Alberto Savinio, Roger et Angélique, 1931, olio su tela, 90 x 73 cm
È prerogativa del genio sottrarsi alla competizione del vivere quotidiano. Questo il destino di alcuni fondamentali scienziati del ‘900, come Marconi o Einstein. Le loro menti brillantissime, affollate di balenanti allucinazioni e poi di vertiginose, lancinanti, profondissime ponderazioni, sempre al limite dell’impossibilità del riscontro oggettivo e scientifico, vagavano per strade immaginifiche, impraticabili e inesplorate, accarezzando il miraggio di gettare un ponte fra realtà e utopia. Così anche Andrea de Chirico, in arte Alberto Savinio, coltivò le sue più profonde inclinazioni artistiche di sensibilissimo compositore musicale e spumeggiante scrittore e, nel pieno della sua parabola espressiva e umana, di geniale pittore surrealista.
La realtà ispirò e stimolò Savinio che, attuando un processo di traslitterazione intellettuale di tipo metafisico, vi attinse, prendendo per sé tipi estetici idealizzati, scartati da una società in pieno declino morale e smarrimento ideologico che, negli anni Venti, piangeva ancora i morti e gli orrori della guerra, né aveva dimenticato i miti di successo e libertà della Belle Epoque, né l’aria dolciastra e irrespirabile delle fitte cortine di fumo che attraversavano gli scintillanti e artificiosi caffè concerto della Parigi di fine e inizio secolo.

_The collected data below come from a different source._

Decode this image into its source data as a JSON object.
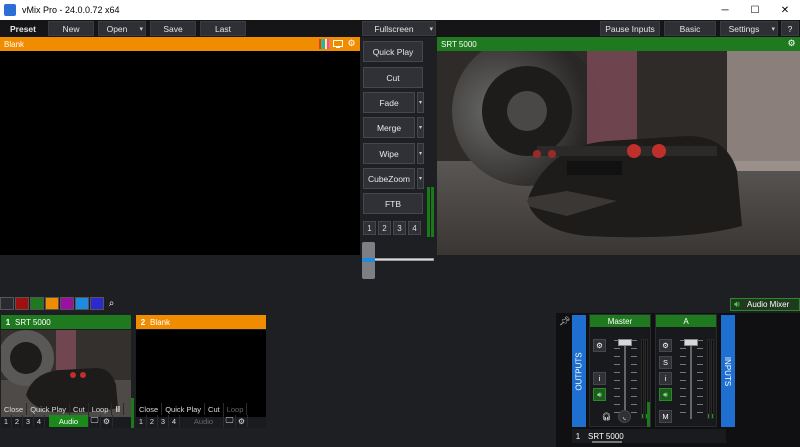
{
  "window": {
    "title": "vMix Pro - 24.0.0.72 x64",
    "min": "─",
    "max": "☐",
    "close": "✕"
  },
  "toolbar": {
    "preset": "Preset",
    "new": "New",
    "open": "Open",
    "save": "Save",
    "last": "Last",
    "fullscreen": "Fullscreen",
    "pause_inputs": "Pause Inputs",
    "basic": "Basic",
    "settings": "Settings",
    "help": "?"
  },
  "preview": {
    "title": "Blank"
  },
  "output": {
    "title": "SRT  5000"
  },
  "transitions": {
    "quick_play": "Quick Play",
    "cut": "Cut",
    "fade": "Fade",
    "merge": "Merge",
    "wipe": "Wipe",
    "cubezoom": "CubeZoom",
    "ftb": "FTB",
    "numbers": [
      "1",
      "2",
      "3",
      "4"
    ]
  },
  "color_filters": [
    "#2a2b2e",
    "#a01010",
    "#1f7a1f",
    "#f08c00",
    "#9a10a0",
    "#1e8ae0",
    "#2a2ad0"
  ],
  "audio_mixer_label": "Audio Mixer",
  "inputs": [
    {
      "number": "1",
      "name": "SRT  5000",
      "header_color": "#1f7a1f",
      "buttons": [
        "Close",
        "Quick Play",
        "Cut",
        "Loop"
      ],
      "pause": "II",
      "nums": [
        "1",
        "2",
        "3",
        "4"
      ],
      "audio": "Audio"
    },
    {
      "number": "2",
      "name": "Blank",
      "header_color": "#f08c00",
      "buttons": [
        "Close",
        "Quick Play",
        "Cut",
        "Loop"
      ],
      "nums": [
        "1",
        "2",
        "3",
        "4"
      ],
      "audio": "Audio"
    }
  ],
  "mixer": {
    "outputs_label": "OUTPUTS",
    "inputs_label": "INPUTS",
    "master": {
      "title": "Master",
      "i": "i",
      "meter_level": 0.05
    },
    "a": {
      "title": "A",
      "s": "S",
      "i": "i",
      "m": "M",
      "meter_level": 0.05
    },
    "input_row": {
      "number": "1",
      "name": "SRT  5000"
    }
  }
}
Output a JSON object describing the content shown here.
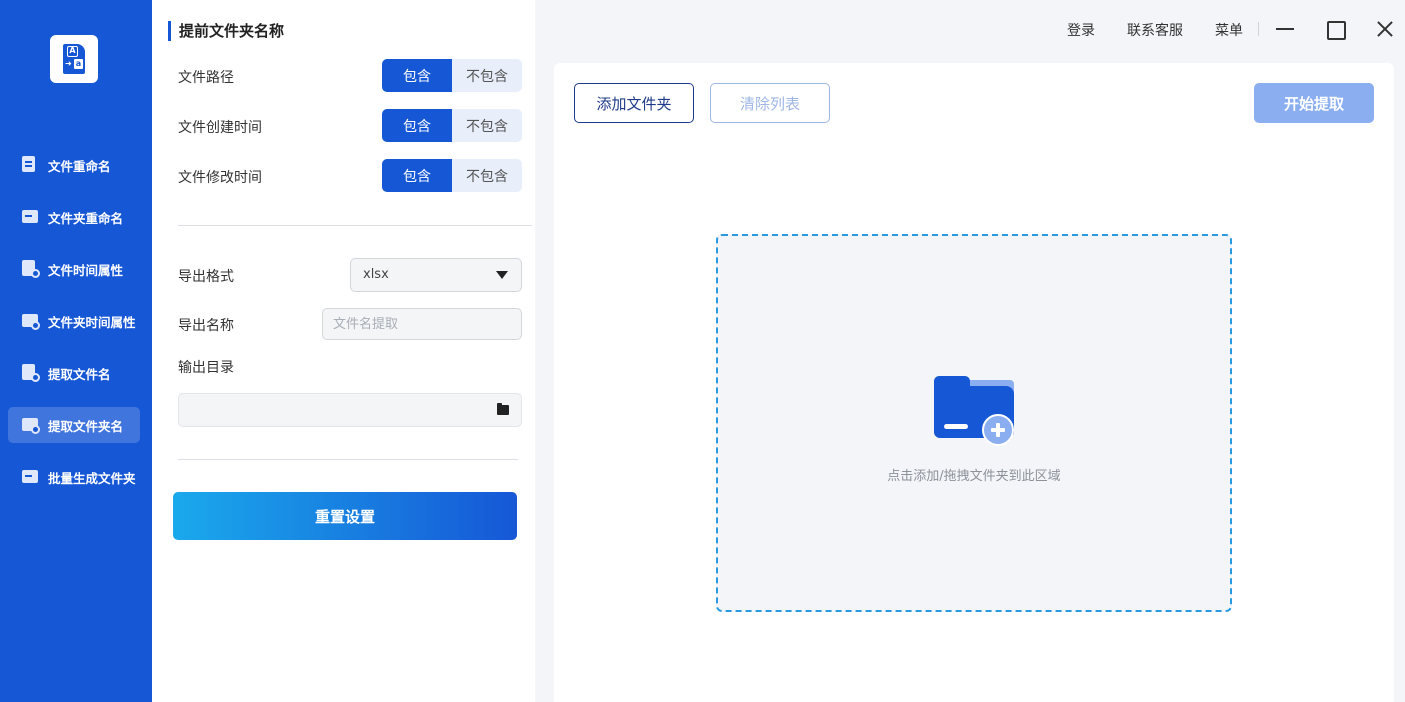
{
  "sidebar": {
    "items": [
      {
        "label": "文件重命名"
      },
      {
        "label": "文件夹重命名"
      },
      {
        "label": "文件时间属性"
      },
      {
        "label": "文件夹时间属性"
      },
      {
        "label": "提取文件名"
      },
      {
        "label": "提取文件夹名",
        "active": true
      },
      {
        "label": "批量生成文件夹"
      }
    ]
  },
  "panel": {
    "title": "提前文件夹名称",
    "options": [
      {
        "label": "文件路径",
        "on": "包含",
        "off": "不包含",
        "selected": "包含"
      },
      {
        "label": "文件创建时间",
        "on": "包含",
        "off": "不包含",
        "selected": "包含"
      },
      {
        "label": "文件修改时间",
        "on": "包含",
        "off": "不包含",
        "selected": "包含"
      }
    ],
    "export_format_label": "导出格式",
    "export_format_value": "xlsx",
    "export_name_label": "导出名称",
    "export_name_placeholder": "文件名提取",
    "output_dir_label": "输出目录",
    "reset_label": "重置设置"
  },
  "topbar": {
    "login": "登录",
    "support": "联系客服",
    "menu": "菜单"
  },
  "main": {
    "add_folder": "添加文件夹",
    "clear_list": "清除列表",
    "start": "开始提取",
    "drop_hint": "点击添加/拖拽文件夹到此区域"
  },
  "colors": {
    "accent": "#1657d6",
    "dropzone_border": "#2a9ae0",
    "start_disabled": "#8aaef0"
  }
}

Savinio, il cui primo latte erano stati i canti epici della mitologia greca, si considerava prima di tutto un narratore e così, apparentemente senza affrontare un vero e proprio noviziato, a ventisette anni iniziò a dipingere tutto ciò che aveva già in mente. La sua prosa onirica, velata di malinconia, era avvolta da sentimentalismi e nostalgie di epoche remote. Fu altare di gloria eterna che fu del divino Achille e degli eroi della Guerra di Troia e del Piave, affondando le radici nei moniti moralistici del patriottismo risorgimentale, riaffermati nel “ventennio” dalla propaganda fascista.
Armò le bestie, come galli, lupi, licantropi, cervi, mostri marini e centauri, di una corporeità umana e di una spiritualità altera e divina e, per questo, soprannaturale. Questi animali, a metà fra uomini e dei, divennero i prototipi estetici del suo racconto leggendario, traboccante di intrepidi eroi che, con i piedi ben piantati fra prospettive surreali eppure intimissime di oscillanti mura domestiche, volgevano i torsi forti e i loro sguardi fieri, talvolta smarriti, al di fuori delle finestre metafisiche, poste in mezzo ai confini fra due universi concomitanti e inconciliabili che guardandosi evocavano l’ignoto.
I piani inclinati e mobili di quelle pareti affacciate sul mare fosco parevano pronti a cedere improvvisamente, in un baleno, al primo soffio di maestrale, a seppellire sotto un cumulo di macerie quel mondo inquieto e sensibile, eccitato da una immaginazione fantastica e struggente…”.